When one talks about bow legs what immediately comes to mind is that distinctive bend or curve in the shape of the legs. While standing upright with the ankles of both feet touching, one finds it virtually impossible to get one’s knees to touch each other. Bow legs is medically known as genu varum, and involves a bent or curved shin bone and thigh bone, resulting in a curved leg.
All babies are born with bow legs due to the way they are forced to remain curled up within the mother’s womb. Most of these babies grow out of it naturally. Of course, those who don’t lose their bow legs in the first 3 years of growth, can end up living with it all their lives. This can become increasingly troublesome and eventually even lead to one developing arthritis due to the damage caused by using joints that are continuously under strain.

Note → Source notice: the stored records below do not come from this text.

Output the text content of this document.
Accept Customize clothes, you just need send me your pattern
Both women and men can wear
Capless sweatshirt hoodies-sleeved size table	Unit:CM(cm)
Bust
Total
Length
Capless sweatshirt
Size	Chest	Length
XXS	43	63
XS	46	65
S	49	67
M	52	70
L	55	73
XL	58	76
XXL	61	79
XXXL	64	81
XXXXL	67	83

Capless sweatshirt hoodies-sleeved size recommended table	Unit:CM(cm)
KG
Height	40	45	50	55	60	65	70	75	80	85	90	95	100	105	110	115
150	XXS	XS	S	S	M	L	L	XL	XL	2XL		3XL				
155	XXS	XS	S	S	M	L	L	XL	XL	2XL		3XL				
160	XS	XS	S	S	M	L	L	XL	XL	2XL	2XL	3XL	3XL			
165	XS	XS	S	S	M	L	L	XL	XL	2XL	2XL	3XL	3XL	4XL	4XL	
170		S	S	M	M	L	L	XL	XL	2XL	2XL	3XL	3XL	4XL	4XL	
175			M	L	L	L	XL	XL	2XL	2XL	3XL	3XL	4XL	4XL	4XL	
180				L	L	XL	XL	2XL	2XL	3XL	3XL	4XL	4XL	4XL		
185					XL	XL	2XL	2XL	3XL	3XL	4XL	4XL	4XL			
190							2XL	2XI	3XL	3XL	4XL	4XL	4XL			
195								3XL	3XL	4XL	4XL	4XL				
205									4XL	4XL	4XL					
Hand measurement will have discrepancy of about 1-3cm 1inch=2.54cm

It’s important to understand what causes bow legs in the first place. Knowing the causes can certainly aid in deciding what options you may want to choose from as a remedy for the condition. Bow legs can be caused by various factors, such as the lack of vitamin D, Blount’s disease, under-nourishment, a history of broken bones and fractures, or even poisoning by lead or fluoride.

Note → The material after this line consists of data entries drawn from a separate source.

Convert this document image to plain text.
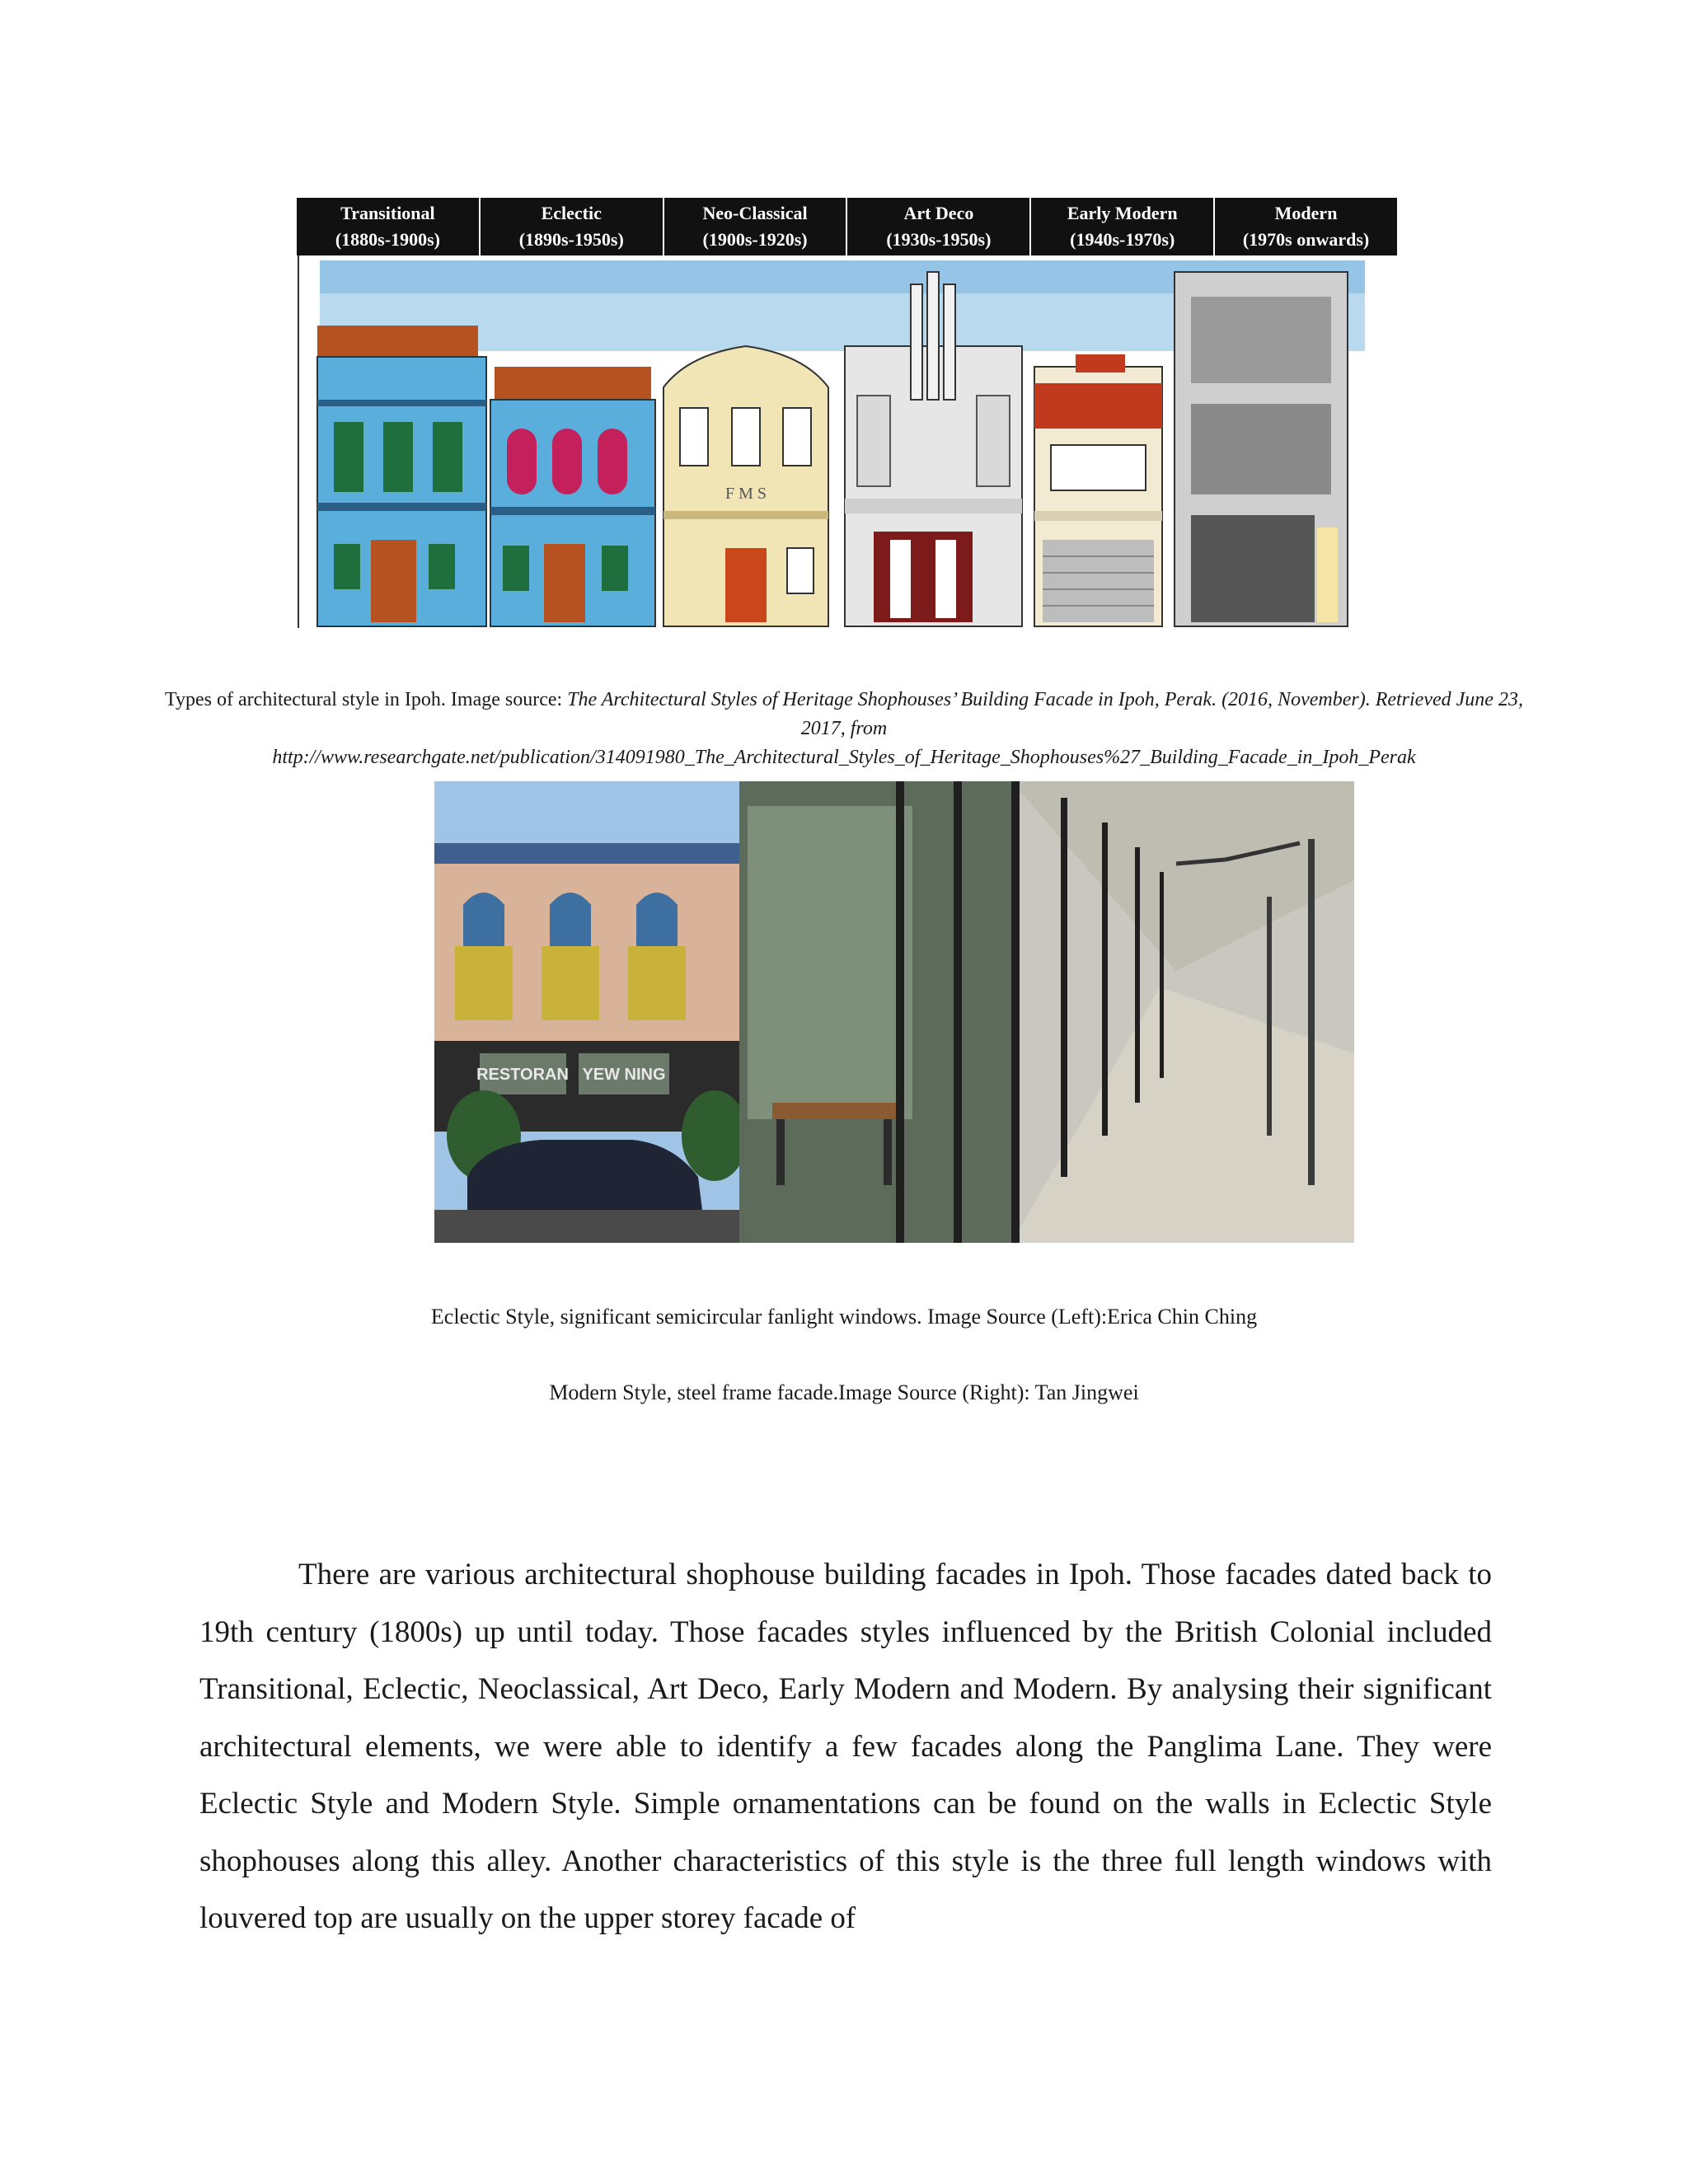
Transitional
(1880s-1900s)
Eclectic
(1890s-1950s)
Neo-Classical
(1900s-1920s)
Art Deco
(1930s-1950s)
Early Modern
(1940s-1970s)
Modern
(1970s onwards)
F M S
Types of architectural style in Ipoh. Image source: The Architectural Styles of Heritage Shophouses’ Building Facade in Ipoh, Perak. (2016, November). Retrieved June 23, 2017, from
http://www.researchgate.net/publication/314091980_The_Architectural_Styles_of_Heritage_Shophouses%27_Building_Facade_in_Ipoh_Perak
RESTORAN YEW NING
Eclectic Style, significant semicircular fanlight windows. Image Source (Left):Erica Chin Ching
Modern Style, steel frame facade.Image Source (Right): Tan Jingwei

There are various architectural shophouse building facades in Ipoh. Those facades dated back to 19th century (1800s) up until today. Those facades styles influenced by the British Colonial included Transitional, Eclectic, Neoclassical, Art Deco, Early Modern and Modern. By analysing their significant architectural elements, we were able to identify a few facades along the Panglima Lane. They were Eclectic Style and Modern Style. Simple ornamentations can be found on the walls in Eclectic Style shophouses along this alley. Another characteristics of this style is the three full length windows with louvered top are usually on the upper storey facade of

Children who do not get sufficient exercise often lack vitamin D. This is not surprising, as the lack of exercise usually correlates to the fact that the child is not getting enough exposure to outdoor activities or the outdoors. Playing around just ten minutes in the sun can allow a child to absorb their entire recommended daily quota of vitamin D from the sun’s rays.

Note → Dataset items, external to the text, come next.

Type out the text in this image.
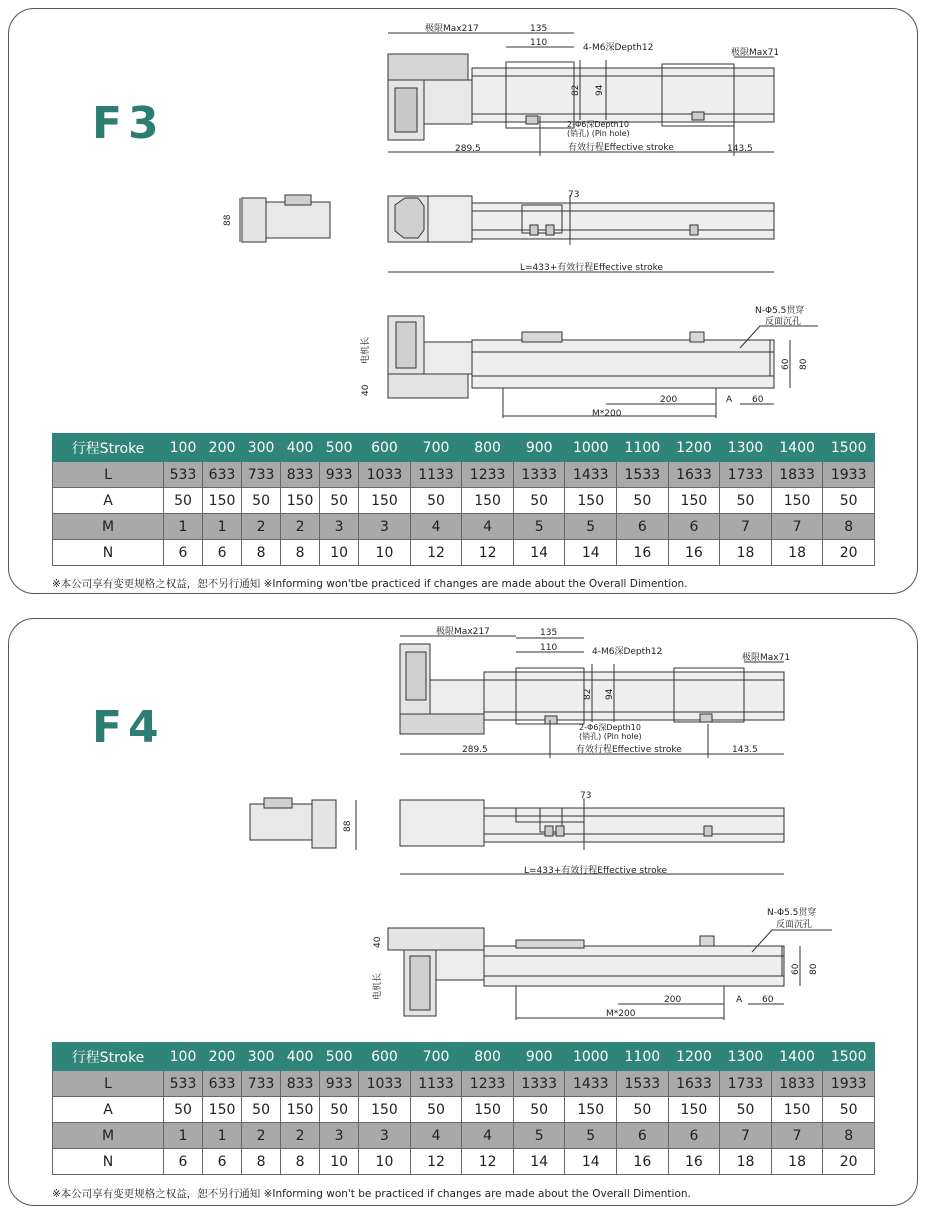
F3
极限Max217	135
110	4-M6深Depth12	极限Max71
82 94
2-Φ6深Depth10
(销孔) (Pin hole)
289.5	有效行程Effective stroke	143.5
88
73
L=433+有效行程Effective stroke
N-Φ5.5贯穿
反面沉孔
电机长
40
60 80
200	A 60
M*200
行程Stroke	100	200	300	400	500	600	700	800	900	1000	1100	1200	1300	1400	1500
L	533	633	733	833	933	1033	1133	1233	1333	1433	1533	1633	1733	1833	1933
A	50	150	50	150	50	150	50	150	50	150	50	150	50	150	50
M	1	1	2	2	3	3	4	4	5	5	6	6	7	7	8
N	6	6	8	8	10	10	12	12	14	14	16	16	18	18	20
※本公司享有变更规格之权益，恕不另行通知 ※Informing won'tbe practiced if changes are made about the Overall Dimention.
F4
极限Max217	135
110	4-M6深Depth12
极限Max71
82 94
2-Φ6深Depth10
(销孔) (Pin hole)
289.5	有效行程Effective stroke	143.5
88
73
L=433+有效行程Effective stroke
N-Φ5.5贯穿
反面沉孔
40
电机长
60 80
200	A 60
M*200
行程Stroke	100	200	300	400	500	600	700	800	900	1000	1100	1200	1300	1400	1500
L	533	633	733	833	933	1033	1133	1233	1333	1433	1533	1633	1733	1833	1933
A	50	150	50	150	50	150	50	150	50	150	50	150	50	150	50
M	1	1	2	2	3	3	4	4	5	5	6	6	7	7	8
N	6	6	8	8	10	10	12	12	14	14	16	16	18	18	20
※本公司享有变更规格之权益，恕不另行通知 ※Informing won't be practiced if changes are made about the Overall Dimention.
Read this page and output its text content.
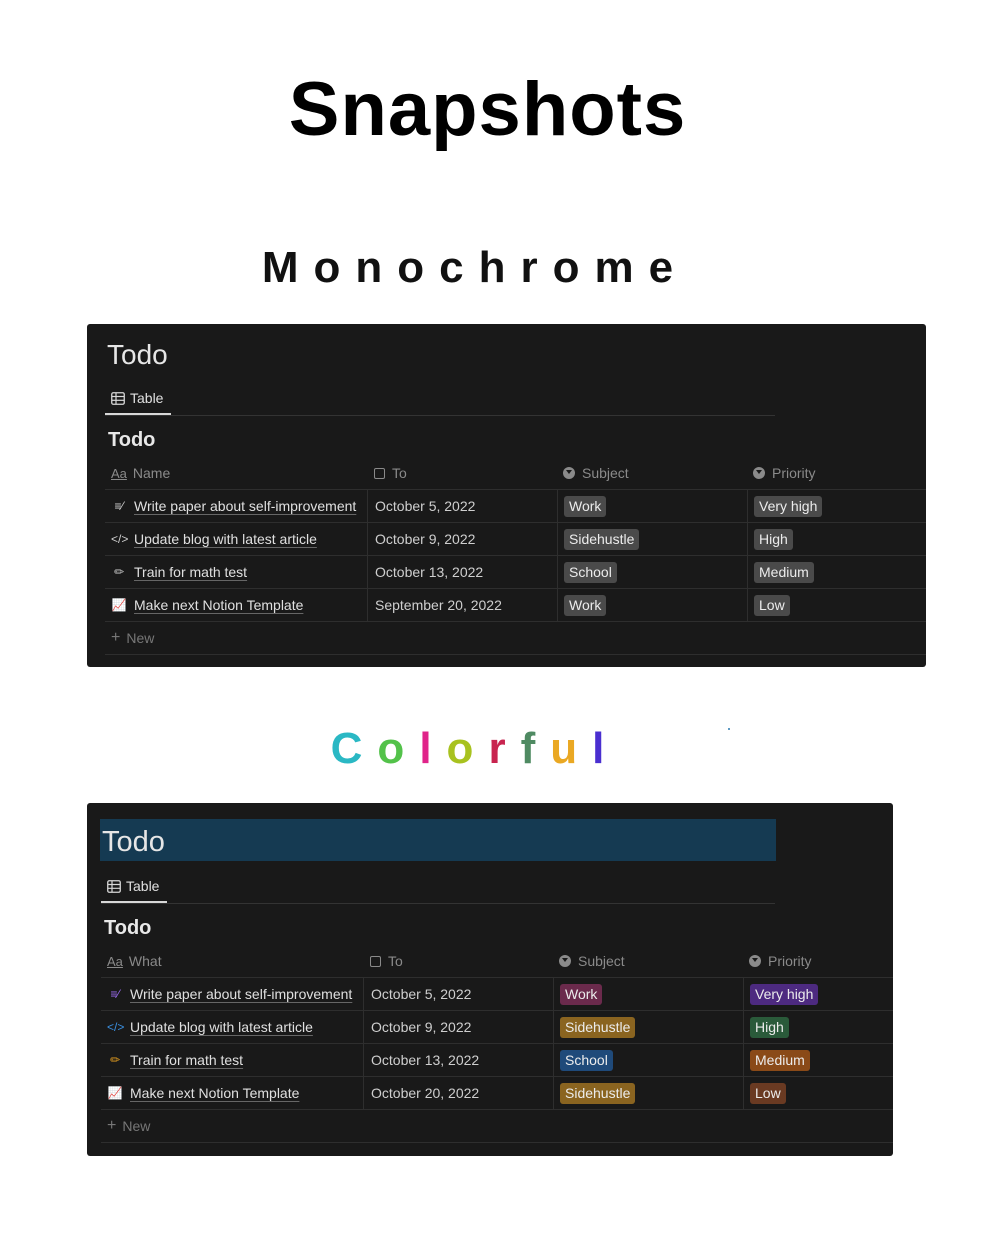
Snapshots
Monochrome
Todo
Table
Todo
Aa Name	To	Subject	Priority
≡⁄ Write paper about self-improvement October 5, 2022	Work	Very high
</> Update blog with latest article	October 9, 2022	Sidehustle	High
✏ Train for math test	October 13, 2022	School	Medium
📈 Make next Notion Template	September 20, 2022	Work	Low
+ New
Colorful
Todo
Table
Todo
Aa What	To	Subject	Priority
≡⁄ Write paper about self-improvement October 5, 2022	Work	Very high
</> Update blog with latest article	October 9, 2022	Sidehustle	High
✏ Train for math test	October 13, 2022	School	Medium
📈 Make next Notion Template	October 20, 2022	Sidehustle	Low
+ New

This is needed for proper growth and for the development of bones in particular. What’s more, when a child plays, especially outdoors, they tend to develop a rather healthy appetite. This, in turn, helps in encouraging the child to eat healthily and enjoy a varied diet that is essential for the proper growth and development of the body.
Accidents in childhood
No matter how careful one is with their children, things are not always in one’s control, especially when dealing with toddlers. During the early years of development, a child is bound to bump into things, fall down, and sometimes even get bruised and cut, while learning to walk and deal with their surroundings. Of course, unfortunately, there are even times when things get out of hand and the child actually ends up with a fracture.
If this fracture is not taken care of properly, this simple accident could prove expensive as the child develops and the broken bone starts growing with an incorrect direction and shape. If left unattended, this child could end up with bow legs as an adult, just because the bone once broken was not treated properly and lacked proper medical attention!